Overview: A surprise in the mitotic genome
For decades, scientists believed that as cells prepare to divide, their chromosomes condense into a tightly packed, featureless slate. Once division finished, the genome would gradually reestablish its complex 3D structure to regulate which genes are active in each daughter cell. A groundbreaking study from MIT challenges this long-standing view, showing that tiny, highly connected genome loops—dubbed microcompartments—persist, and even intensify, during mitosis.
How higher-resolution mapping changed the picture
The MIT team used Region-Capture Micro-C (RC-MC), a high-resolution genome-mapping technique, to examine chromatin architecture with dramatically finer detail than traditional methods. RC-MC focuses on small genome fragments and targeted regions, enabling researchers to detect subtle interactions between regulatory elements and genes that were previously invisible. This approach uncovered a novel class of structures called microcompartments, formed when enhancers and promoters near one another interact and bind tightly in 3D space.

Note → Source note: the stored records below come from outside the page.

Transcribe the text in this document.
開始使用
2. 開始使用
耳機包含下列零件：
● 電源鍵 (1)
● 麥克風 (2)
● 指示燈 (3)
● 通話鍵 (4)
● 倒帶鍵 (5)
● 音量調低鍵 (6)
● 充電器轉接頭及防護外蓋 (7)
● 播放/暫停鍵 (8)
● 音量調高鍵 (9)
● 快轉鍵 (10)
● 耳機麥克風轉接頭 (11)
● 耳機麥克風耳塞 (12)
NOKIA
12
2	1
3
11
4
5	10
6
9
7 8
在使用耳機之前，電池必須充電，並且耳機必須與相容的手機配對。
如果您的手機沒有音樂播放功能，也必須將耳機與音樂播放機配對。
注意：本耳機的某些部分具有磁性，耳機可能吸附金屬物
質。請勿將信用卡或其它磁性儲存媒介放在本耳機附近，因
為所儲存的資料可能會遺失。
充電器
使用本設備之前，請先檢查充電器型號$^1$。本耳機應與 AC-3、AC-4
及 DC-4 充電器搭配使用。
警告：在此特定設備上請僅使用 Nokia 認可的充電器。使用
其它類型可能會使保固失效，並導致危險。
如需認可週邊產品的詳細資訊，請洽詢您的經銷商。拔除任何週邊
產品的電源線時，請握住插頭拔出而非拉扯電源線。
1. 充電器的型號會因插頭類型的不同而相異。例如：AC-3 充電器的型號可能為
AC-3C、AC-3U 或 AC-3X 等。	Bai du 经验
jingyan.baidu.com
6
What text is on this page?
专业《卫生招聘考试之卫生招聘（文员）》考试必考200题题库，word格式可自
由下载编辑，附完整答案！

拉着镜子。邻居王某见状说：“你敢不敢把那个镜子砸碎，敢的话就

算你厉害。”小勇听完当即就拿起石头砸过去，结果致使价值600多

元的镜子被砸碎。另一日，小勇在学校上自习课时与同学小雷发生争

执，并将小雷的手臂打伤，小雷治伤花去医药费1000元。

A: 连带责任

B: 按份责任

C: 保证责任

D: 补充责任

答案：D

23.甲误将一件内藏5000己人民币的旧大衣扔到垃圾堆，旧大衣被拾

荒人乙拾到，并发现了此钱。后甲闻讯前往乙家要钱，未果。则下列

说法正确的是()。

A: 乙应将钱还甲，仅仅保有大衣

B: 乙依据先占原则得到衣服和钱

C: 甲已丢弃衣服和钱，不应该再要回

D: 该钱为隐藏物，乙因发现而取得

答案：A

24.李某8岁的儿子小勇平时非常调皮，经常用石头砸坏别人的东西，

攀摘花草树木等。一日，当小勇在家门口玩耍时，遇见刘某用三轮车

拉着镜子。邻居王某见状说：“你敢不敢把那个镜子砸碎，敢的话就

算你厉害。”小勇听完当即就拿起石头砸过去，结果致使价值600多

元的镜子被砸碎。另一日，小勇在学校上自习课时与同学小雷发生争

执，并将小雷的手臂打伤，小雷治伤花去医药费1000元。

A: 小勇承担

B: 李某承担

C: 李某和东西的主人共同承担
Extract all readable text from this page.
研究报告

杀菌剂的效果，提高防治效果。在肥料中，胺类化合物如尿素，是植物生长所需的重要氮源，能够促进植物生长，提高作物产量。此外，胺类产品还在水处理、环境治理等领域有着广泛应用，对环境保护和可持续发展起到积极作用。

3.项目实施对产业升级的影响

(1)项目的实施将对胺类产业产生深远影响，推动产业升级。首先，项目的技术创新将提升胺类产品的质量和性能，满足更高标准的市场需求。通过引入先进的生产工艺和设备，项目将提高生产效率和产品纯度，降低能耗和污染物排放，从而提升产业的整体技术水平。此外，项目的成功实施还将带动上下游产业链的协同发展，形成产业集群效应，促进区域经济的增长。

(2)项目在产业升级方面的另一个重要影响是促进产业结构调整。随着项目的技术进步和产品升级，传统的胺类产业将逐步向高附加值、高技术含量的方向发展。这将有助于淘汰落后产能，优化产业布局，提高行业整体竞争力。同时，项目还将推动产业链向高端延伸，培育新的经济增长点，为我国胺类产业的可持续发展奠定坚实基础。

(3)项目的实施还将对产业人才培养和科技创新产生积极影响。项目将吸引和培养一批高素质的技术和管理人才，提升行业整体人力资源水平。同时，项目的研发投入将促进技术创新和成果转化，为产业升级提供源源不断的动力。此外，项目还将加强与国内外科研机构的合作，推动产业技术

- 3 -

The surprising persistence of microcompartments during mitosis
During mitosis, chromosomes condense to ensure accurate segregation, and larger genome features such as A/B compartments and topologically associating domains (TADs) were known to disappear. The MIT study confirms this loss of broad organization but makes a striking discovery: microcompartments survive, and in fact become more prominent as the cell advances through division. These tiny loops connect regulatory elements and genes even when the genome is most compacted.
Why this matters for gene regulation
The presence of microcompartments during mitosis provides a potential mechanism for how cells “remember” regulatory interactions from one cell cycle to the next. As chromosomes condense, compaction brings enhancers and promoters into closer contact, facilitating microcompartment formation. Once cells exit mitosis and enter G1, many of these loops weaken or disappear, suggesting a dynamic but memory-linked system rather than a complete reset.
Connecting structure to function: a long-standing question
“What we see is that there’s always structure. It never goes away,” says MIT Associate Professor Anders Sejr Hansen. The study helps bridge the gap between 3D genome organization and gene activity, shedding light on how regulatory networks survive the disruptive mitotic process. Co-senior author Edward Banigan and others contributed to a work that positions microcompartments as a key, fine-scale mechanism by which cells regulate transcription across cell cycles.
Implications for biology and medicine
By revealing that microcompartments are maintained or strengthened during mitosis, the findings offer new angles for understanding transcriptional spikes observed near the end of mitosis. Research in the 1960s and later suggested that transcription largely halts during division, with brief resurgences as cells re-enter interphase. The MIT results imply that residual regulatory loops may prime genes for rapid reactivation, influencing how scientists study cell-cycle dynamics and gene expression timing.
Future directions
The team plans to investigate what determines which microcompartments are retained into G1 and how cell size and shape influence 3D genome organization during division. Understanding these rules could illuminate why some regulatory interactions persist across cycles while others are discarded, with potential implications for development and cancer biology where cell-cycle control is disrupted.
Funding for the work came from the NIH, NSF, Broad Institute’s Gene Regulation Observatory, Pew-Steward Scholar Award for Cancer Research, and other supports, underscoring the collaborative effort to map the genome’s hidden architecture at unprecedented resolution.